How effective is Tabu search to configure support vector regression for effort estimation?

  • Authors:
  • A. Corazza;S. Di Martino;F. Ferrucci;C. Gravino;F. Sarro;E. Mendes

  • Affiliations:
  • University of Napoli "Federico II", Napoli, Italy;University of Napoli "Federico II", Napoli, Italy;University of Salerno, Fisciano (SA), Italy;University of Salerno, Fisciano (SA), Italy;University of Salerno, Fisciano (SA), Italy;University of Auckland, Auckland, New Zeland

  • Venue:
  • Proceedings of the 6th International Conference on Predictive Models in Software Engineering
  • Year:
  • 2010

Quantified Score

Hi-index 0.00

Visualization

Abstract

Background.
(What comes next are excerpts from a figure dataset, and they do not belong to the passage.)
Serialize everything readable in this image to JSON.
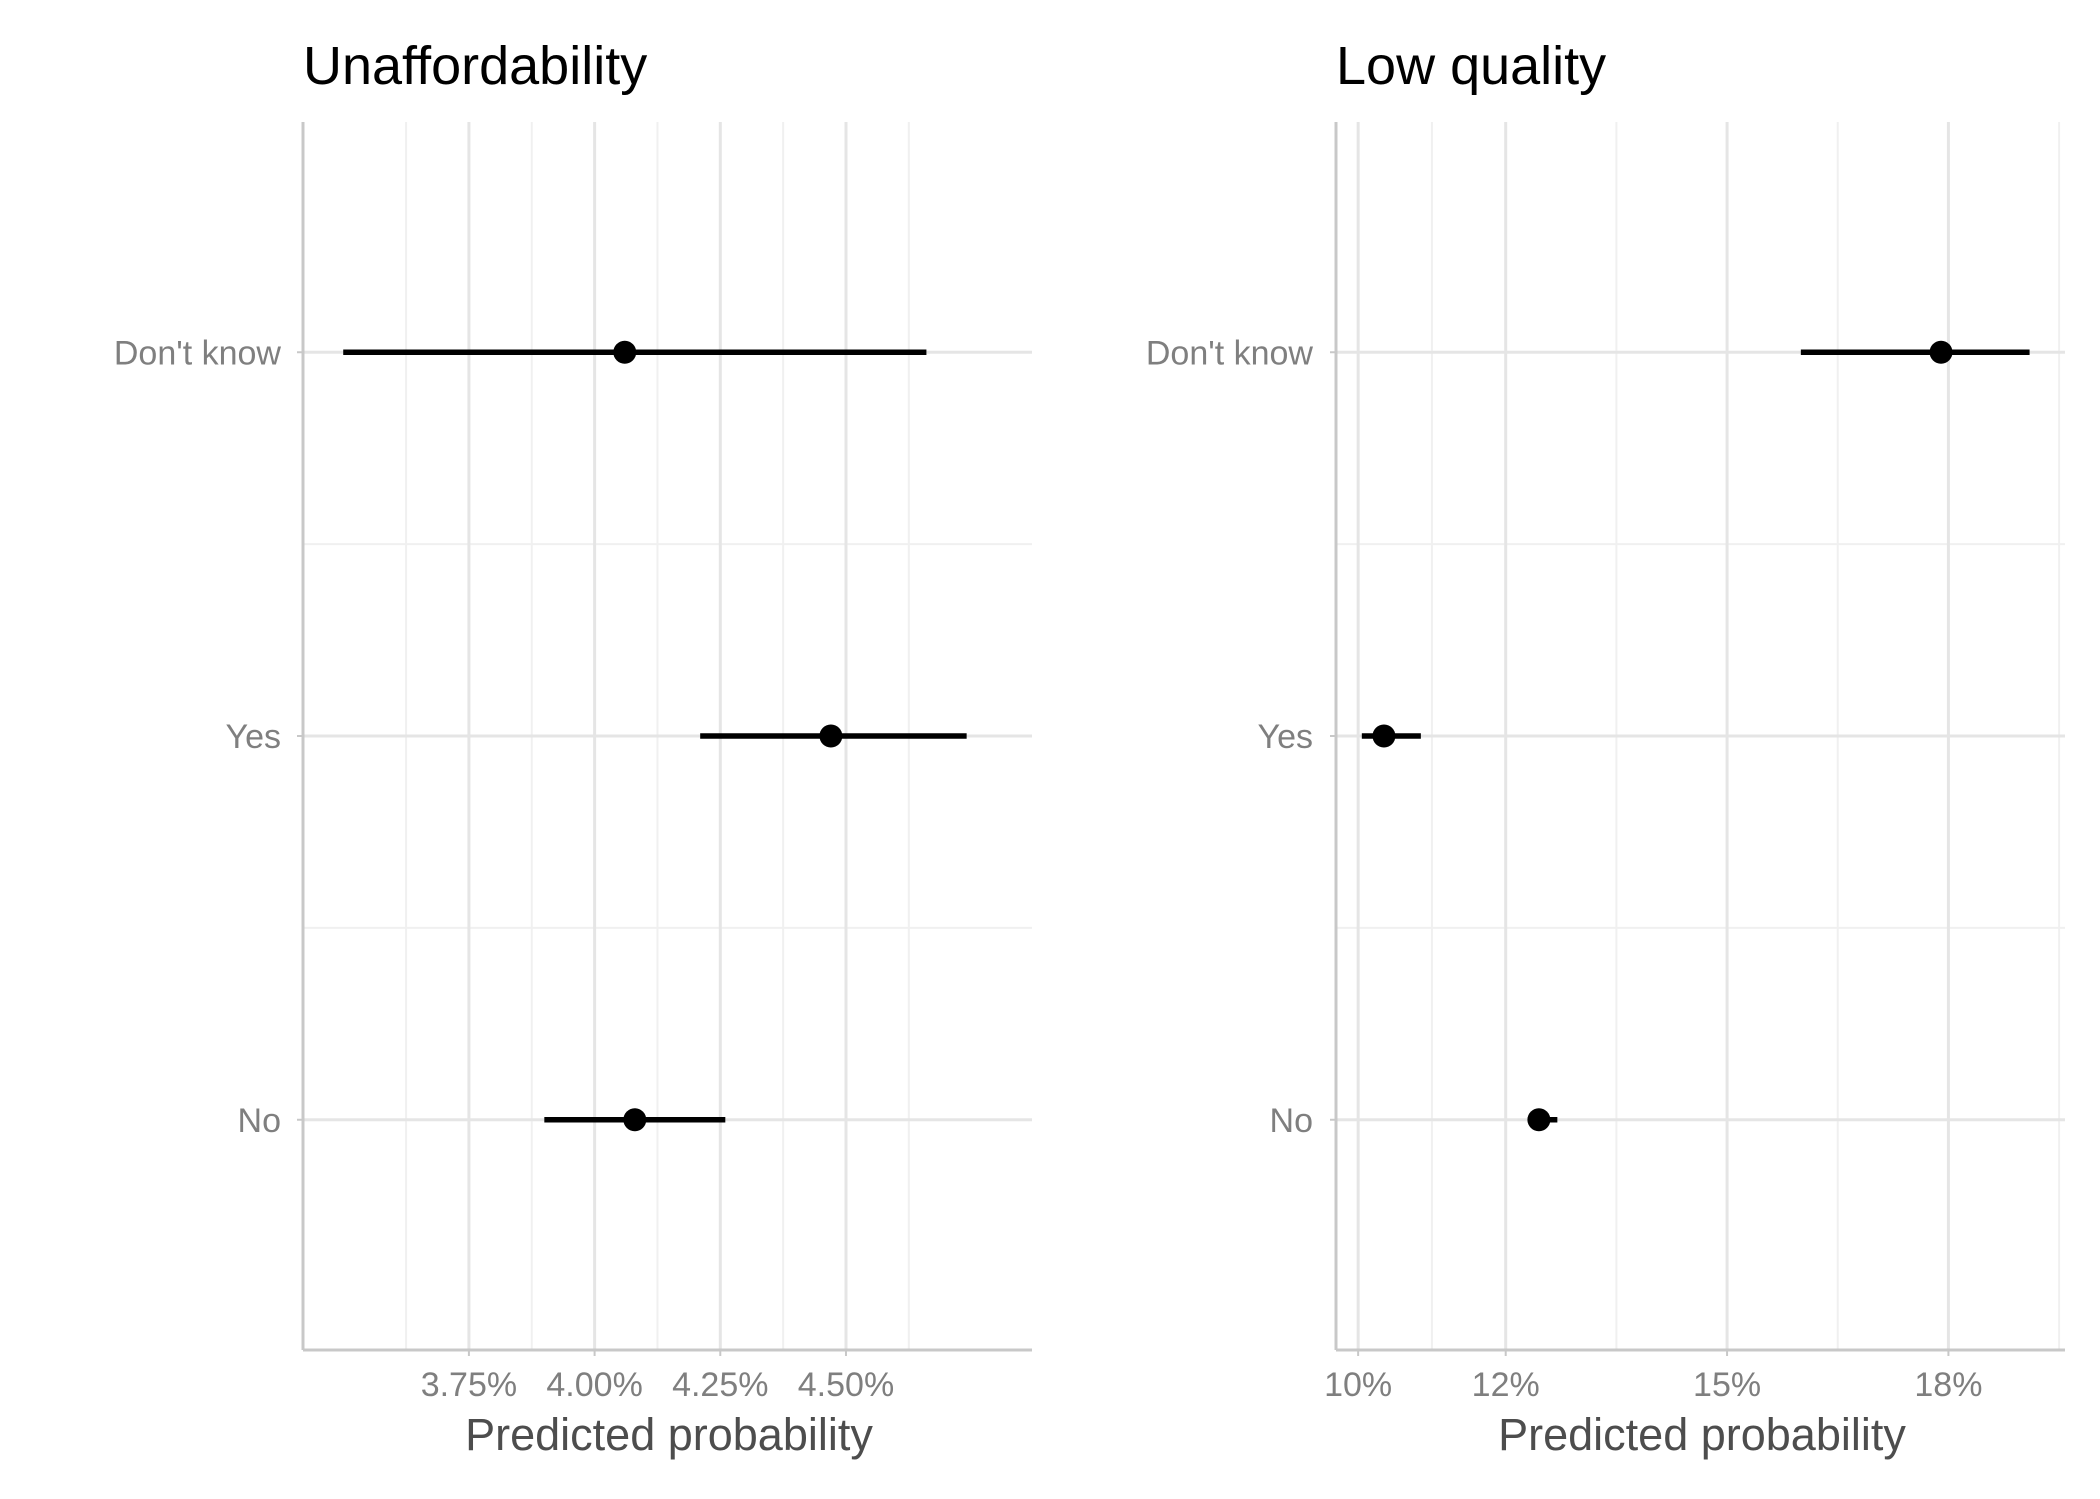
{
  "chart_data": [
    {
      "type": "pointrange",
      "title": "Unaffordability",
      "xlabel": "Predicted probability",
      "ylabel": "",
      "categories": [
        "No",
        "Yes",
        "Don't know"
      ],
      "x_ticks": [
        3.75,
        4.0,
        4.25,
        4.5
      ],
      "x_tick_labels": [
        "3.75%",
        "4.00%",
        "4.25%",
        "4.50%"
      ],
      "xlim": [
        3.42,
        4.87
      ],
      "points": [
        {
          "category": "Don't know",
          "estimate": 4.06,
          "lower": 3.5,
          "upper": 4.66
        },
        {
          "category": "Yes",
          "estimate": 4.47,
          "lower": 4.21,
          "upper": 4.74
        },
        {
          "category": "No",
          "estimate": 4.08,
          "lower": 3.9,
          "upper": 4.26
        }
      ],
      "grid": true
    },
    {
      "type": "pointrange",
      "title": "Low quality",
      "xlabel": "Predicted probability",
      "ylabel": "",
      "categories": [
        "No",
        "Yes",
        "Don't know"
      ],
      "x_ticks": [
        10,
        12,
        15,
        18
      ],
      "x_tick_labels": [
        "10%",
        "12%",
        "15%",
        "18%"
      ],
      "xlim": [
        9.7,
        19.58
      ],
      "points": [
        {
          "category": "Don't know",
          "estimate": 17.9,
          "lower": 16.0,
          "upper": 19.1
        },
        {
          "category": "Yes",
          "estimate": 10.35,
          "lower": 10.05,
          "upper": 10.85
        },
        {
          "category": "No",
          "estimate": 12.45,
          "lower": 12.3,
          "upper": 12.7
        }
      ],
      "grid": true
    }
  ]
}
Recent studies have shown that Support Vector Regression (SVR) has an interesting potential in the field of effort estimation. However applying SVR requires to carefully set some parameters that heavily affect the prediction accuracy. No general guidelines are available to select these parameters, whose choice also depends on the characteristics of the data set used. This motivates the work described in this paper. Aims. We have investigated the use of an optimization technique in combination with SVR to select a suitable subset of parameters to be used for effort estimation. This technique is named Tabu Search (TS), which is a meta-heuristic approach used to address several optimization problems. Method. We employed SVR with linear and RBF kernels, and used variables' preprocessing strategies (i.e., logarithmic). As for the data set, we employed the Tukutuku cross-company database, which is widely adopted in Web effort estimation studies, and performed a hold-out validation using two different splits of the data set. As benchmark, results are compared to those obtained with Manual StepWise Regression, Case-Based Reasoning, and Bayesian Networks. Results. Our results show that TS provides a good choice of parameters, so that the combination of TS and SVR outperforms any other technique applied on this data set. Conclusions. The use of the meta-heuristic Tabu Search allowed us to obtain (I) an automatic choice of the parameters required to run SVR, and (II) a significant improvement on prediction accuracy for SVR. While we are not guaranteed that this is the global optimum, the results we are presenting are the best performance ever obtained on the problem at the hand, up to now. Of course, the experimental results here presented should be assessed on further data. However, they are surely interesting enough to suggest the use of SVR among the techniques that are suitable for effort estimation, especially when using a cross-company database.